课程名称︰资讯工程理论基础
课程性质︰必修
课程教师︰吕育道
开课学院：电资学院
开课系所︰资工系
考试日期（年月日）︰2013.11.05
考试时限（分钟）：180
是否需发放奖励金：是
（如未明确表示，则不予发放）
试题 :
Theory of Computation
Mid-Term Examination on November 5, 2013
Fall Semester, 2013
Problem 1 (25 points)
Show that if NP ≠ coNP, then P ≠ NP.
Ans: P is closed under complementation. If P = NP, then NP is also closed
under complementation. In other words, NP = coNP.
Problem 2 (25 points)
It is known that H* = {M | M halts on all inputs} is undecidable. Show that
L is undecidable, where
L = {M_1;M_2 | M_1 and M_2 are TMs and M_1(x) = M_2(x) for all inputs x}.
Ans: We prove that L is undecidable by reducing H* to L. Suppose L is
decidable. Given a TM M, we construct M_1 and M_2 as follows. M_1
simulates M on any input and accepts if M halts. M_2 always accepts on
its input. Obviously, M halts on all inputs if and only if M_1(x) = M_2(x)
for all inputs x. So M ∈ H* if and only if M_1;M_2 ∈ L. So if L were
decidable, H* would be decidable, a contradiction. Hence, L is
undecidable.
Problem 3 (25 points)
Prove that the language C_NP is NP-complete, where
C_NP = {(N, x, 0^t) | N is an NTM that accepts x within time t}.
Recall that 0^k denotes the string consisting of k 0s. Do not forget to show
C_NP is in NP.
Ans: We first show that C_NP is in NP. With the input (N, x, 0^t), we simulate
N on x up to t steps of N and accept if N accepts x. The algorithm
obviously runs in polynomial time. We next show that C_NP is NP-hard. Let
L ∈ NP be accepted by an NTM N that runs in polynomial time n^c for some
constant c. To reduce L to C_NP, simply map the input x to the triple
(N, x, 0^(n^c)). The reduction can evidently be performed in polynomial
time. It is clear that x ∈ L iff (N, x, 0^(n^c)) ∈ C_NP.
Problem 4 (25 points)
We say that a function f: Z^(+) → Z^(+) is a proper complexity function if
1. f is non-decreasing, i.e, f(n+1) ≧ f(n) for all positive integers n.
2. There is a k-string Turing Machine M_f with input and output that, given
an input of length n,
(a) outputs ㄇ^f(n) on its output string in time O(n + f(n)), and
(b) uses O(f(n)) space besides its input and output.
PS. ㄇ = output symbol
Show that the set of proper complexity functions is closed under sums (i.e.,
if f and g are proper complexity functions, then f + g is also a proper
complexity function.)
Ans:
Let f and g be two proper complexity functions. Let's notice that
1. For all positive integers n,
(f+g)(n + 1) = f(n + 1) + g(n + 1) ≧ f(n) + g(n) = (f+g)(n)

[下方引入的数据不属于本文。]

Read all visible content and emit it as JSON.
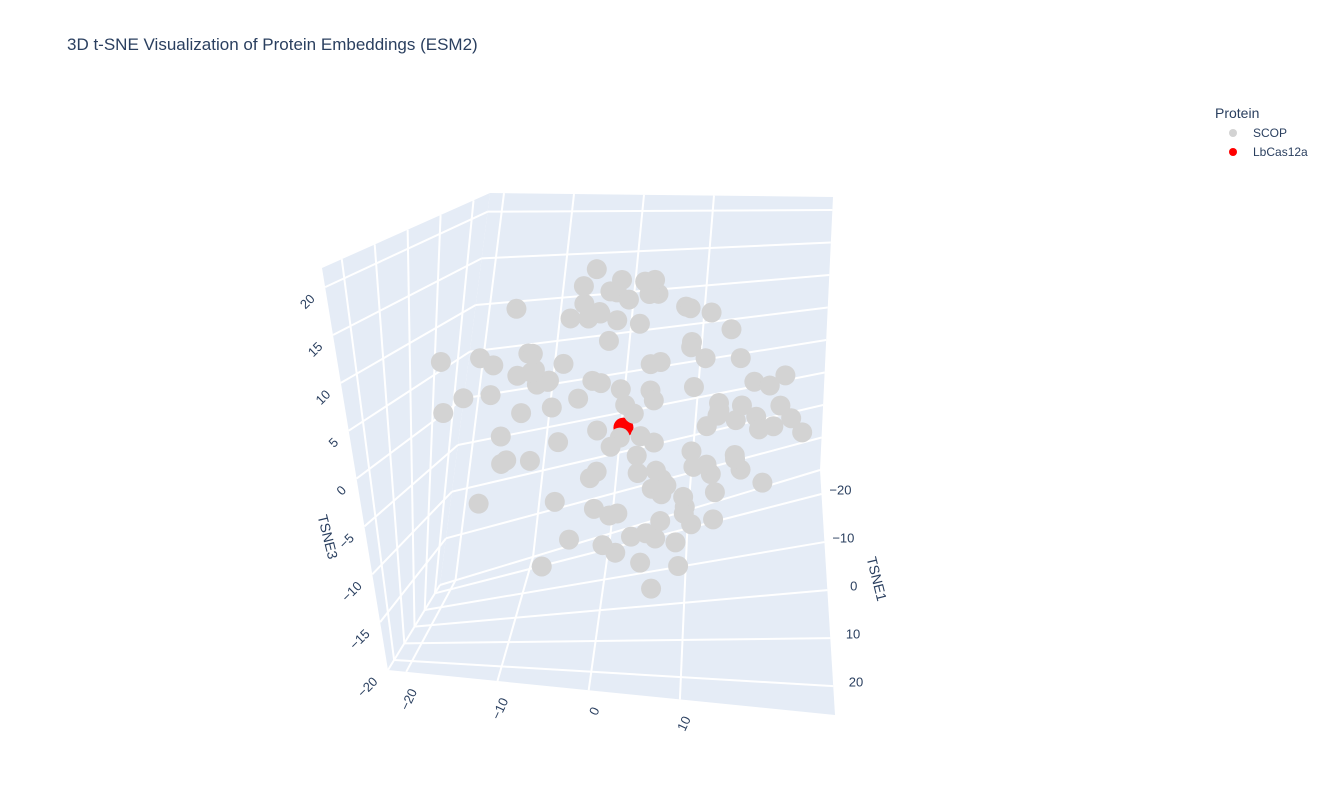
{
  "chart_data": {
    "type": "scatter3d",
    "title": "3D t-SNE Visualization of Protein Embeddings (ESM2)",
    "legend_title": "Protein",
    "xlabel": "TSNE1",
    "zlabel": "TSNE3",
    "xlim": [
      -25,
      26
    ],
    "ylim": [
      -22,
      27
    ],
    "zlim": [
      -20,
      22
    ],
    "xticks": [
      {
        "value": -20,
        "label": "−20"
      },
      {
        "value": -10,
        "label": "−10"
      },
      0,
      10,
      20
    ],
    "yticks": [
      {
        "value": -20,
        "label": "−20"
      },
      {
        "value": -10,
        "label": "−10"
      },
      0,
      10
    ],
    "zticks": [
      {
        "value": -20,
        "label": "−20"
      },
      {
        "value": -15,
        "label": "−15"
      },
      {
        "value": -10,
        "label": "−10"
      },
      {
        "value": -5,
        "label": "−5"
      },
      0,
      5,
      10,
      15,
      20
    ],
    "series": [
      {
        "name": "SCOP",
        "color": "#d3d3d3",
        "x": [
          0,
          5,
          -8,
          10,
          -3,
          12,
          -6,
          2,
          8,
          -12,
          4,
          -2,
          9,
          -10,
          6,
          1,
          -5,
          11,
          -7,
          3,
          7,
          -4,
          2,
          -9,
          10,
          -1,
          5,
          -12,
          3,
          8,
          -6,
          9,
          1,
          -3,
          12,
          4,
          -8,
          6,
          -2,
          10,
          2,
          -7,
          11,
          0,
          -10,
          5,
          8,
          -4,
          13,
          -1,
          -5,
          3,
          7,
          -11,
          1,
          9,
          -3,
          6,
          -9,
          4,
          10,
          -6,
          2,
          8,
          -2,
          -12,
          5,
          0,
          11,
          -4,
          3,
          -9,
          6,
          1,
          -7,
          12,
          -1,
          9,
          -5,
          2,
          8,
          -3,
          0,
          11,
          -8,
          4,
          7,
          -10,
          3,
          -6,
          -1,
          10,
          -5,
          2,
          9,
          -7,
          4,
          -2,
          12,
          6,
          5,
          -11,
          3,
          -4,
          8,
          0,
          -9,
          7,
          -3,
          10,
          1,
          6,
          -6,
          12,
          -2,
          3,
          9,
          -8,
          5,
          -10
        ],
        "y": [
          5,
          8,
          2,
          -3,
          12,
          15,
          0,
          6,
          10,
          -6,
          3,
          -1,
          9,
          14,
          18,
          7,
          -8,
          4,
          11,
          1,
          -10,
          -12,
          20,
          22,
          6,
          2,
          -4,
          16,
          13,
          9,
          0,
          5,
          -2,
          8,
          17,
          -7,
          10,
          3,
          12,
          -5,
          7,
          -14,
          -15,
          24,
          21,
          4,
          -9,
          14,
          1,
          6,
          11,
          -3,
          19,
          -11,
          8,
          2,
          15,
          -6,
          5,
          9,
          -13,
          23,
          0,
          10,
          -1,
          13,
          18,
          4,
          7,
          -8,
          3,
          16,
          -4,
          12,
          6,
          -2,
          20,
          9,
          1,
          14,
          -16,
          25,
          5,
          -12,
          11,
          8,
          -5,
          17,
          2,
          10,
          4,
          -9,
          13,
          6,
          -3,
          19,
          0,
          7,
          -6,
          15,
          8,
          1,
          22,
          -10,
          12,
          5,
          -1,
          10,
          3,
          18,
          -7,
          6,
          14,
          2,
          -14,
          9,
          21,
          -2,
          11,
          4
        ],
        "z": [
          2,
          6,
          -3,
          8,
          4,
          -6,
          12,
          0,
          -10,
          5,
          -8,
          14,
          10,
          -2,
          3,
          -12,
          6,
          16,
          -5,
          1,
          9,
          -4,
          2,
          -1,
          18,
          -14,
          7,
          -8,
          11,
          -3,
          4,
          -9,
          13,
          15,
          6,
          -2,
          -12,
          0,
          9,
          11,
          -6,
          3,
          10,
          1,
          -4,
          17,
          -1,
          -9,
          7,
          12,
          13,
          -11,
          5,
          0,
          -7,
          8,
          2,
          -13,
          15,
          -5,
          6,
          4,
          -8,
          10,
          16,
          -10,
          -3,
          3,
          -14,
          8,
          11,
          9,
          -6,
          -4,
          14,
          2,
          -7,
          6,
          -11,
          1,
          4,
          -2,
          -15,
          -5,
          12,
          -9,
          7,
          5,
          19,
          -12,
          17,
          2,
          -6,
          -11,
          5,
          3,
          -4,
          -2,
          9,
          10,
          -3,
          10,
          6,
          13,
          -8,
          15,
          -7,
          -13,
          4,
          0,
          7,
          -1,
          12,
          -9,
          8,
          18,
          3,
          11,
          -6,
          -8
        ]
      },
      {
        "name": "LbCas12a",
        "color": "#ff0000",
        "x": [
          2
        ],
        "y": [
          4
        ],
        "z": [
          1
        ]
      }
    ]
  }
}
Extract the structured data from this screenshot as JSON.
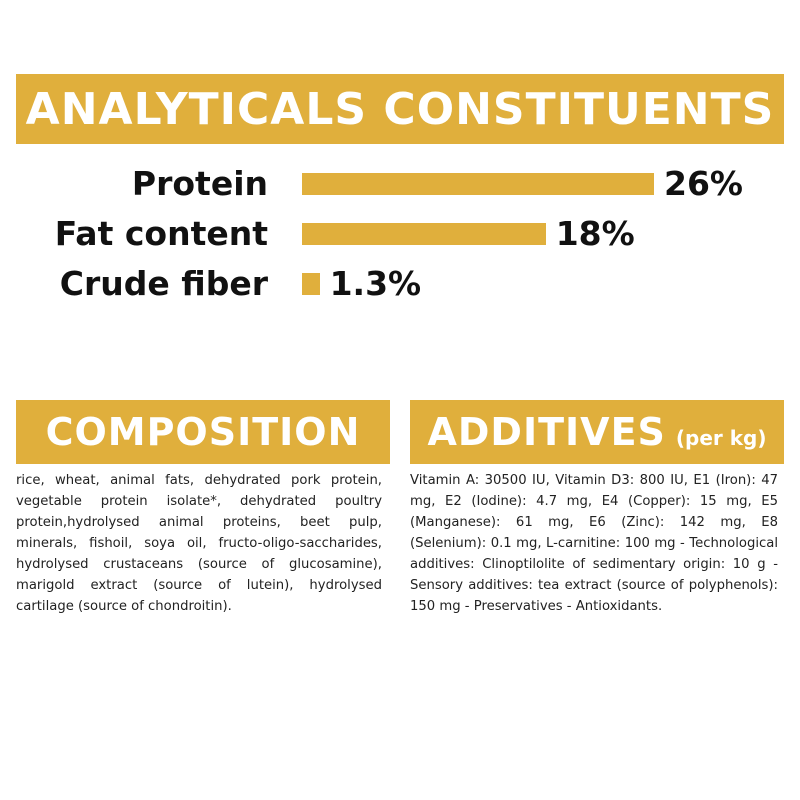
{
  "analytics": {
    "title": "ANALYTICALS CONSTITUENTS",
    "items": [
      {
        "label": "Protein",
        "value_text": "26%",
        "value": 26
      },
      {
        "label": "Fat content",
        "value_text": "18%",
        "value": 18
      },
      {
        "label": "Crude fiber",
        "value_text": "1.3%",
        "value": 1.3
      }
    ]
  },
  "composition": {
    "title": "COMPOSITION",
    "text": "rice, wheat, animal fats, dehydrated pork protein, vegetable protein isolate*, dehydrated poultry protein,hydrolysed animal proteins, beet pulp, minerals, fishoil, soya oil, fructo-oligo-saccharides, hydrolysed crustaceans (source of glucosamine), marigold extract (source of lutein), hydrolysed cartilage (source of chondroitin)."
  },
  "additives": {
    "title": "ADDITIVES",
    "subtitle": "(per kg)",
    "text": "Vitamin A: 30500 IU, Vitamin D3: 800 IU, E1 (Iron): 47 mg, E2 (Iodine): 4.7 mg, E4 (Copper): 15 mg, E5 (Manganese): 61 mg, E6 (Zinc): 142 mg, E8 (Selenium): 0.1 mg, L-carnitine: 100 mg - Technological additives: Clinoptilolite of sedimentary origin: 10 g - Sensory additives: tea extract (source of polyphenols): 150 mg - Preservatives - Antioxidants."
  },
  "colors": {
    "accent": "#E0AF3C",
    "text": "#111111",
    "banner_text": "#ffffff"
  }
}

because f and g are non-decreasing; hence (f+g) is also non-decreasing.
2. Let M_f and M_g be the (k_f)-string and (k_g)-string Turing machines
associated with f and g, respectively. Let's construct a (k_f + k_g)-string
Turing machine called M_(f+g) as follows:
(a) Given an input of length n, M_(f+g) first emulates M_f on it to write
ㄇ^f(n) in the (k_f)th string.
(b) Then M_(f+g) emulates M_g on the original input to write ㄇ^g(n) in the
(k_f + k_g - 1)st string.
(c) Finally, M_(f+g) concatenates the (k_f)th and (k_f + k_g - 1)st strings
and outputs it in the (k_f + k_g)th tape.
From the construction above, we notice that given an input of length n, the
output of M_(f+g) is of length (f+g)(n) = f(n) + g(n). Now, let's notice
that
(a) M_(f+g) runs in time
O(n + f(n) + n + g(n) + f(n) + g(n)) = O(n + f(n) + g(n)).
(b) The maximum space M_(f+g) uses is
O(f(n)) + O(g(n)) = O(f(n) + g(n)).
From the two items above, (f+g) is a proper complexity function, hence the set
of all proper complexity functions is closed under sums.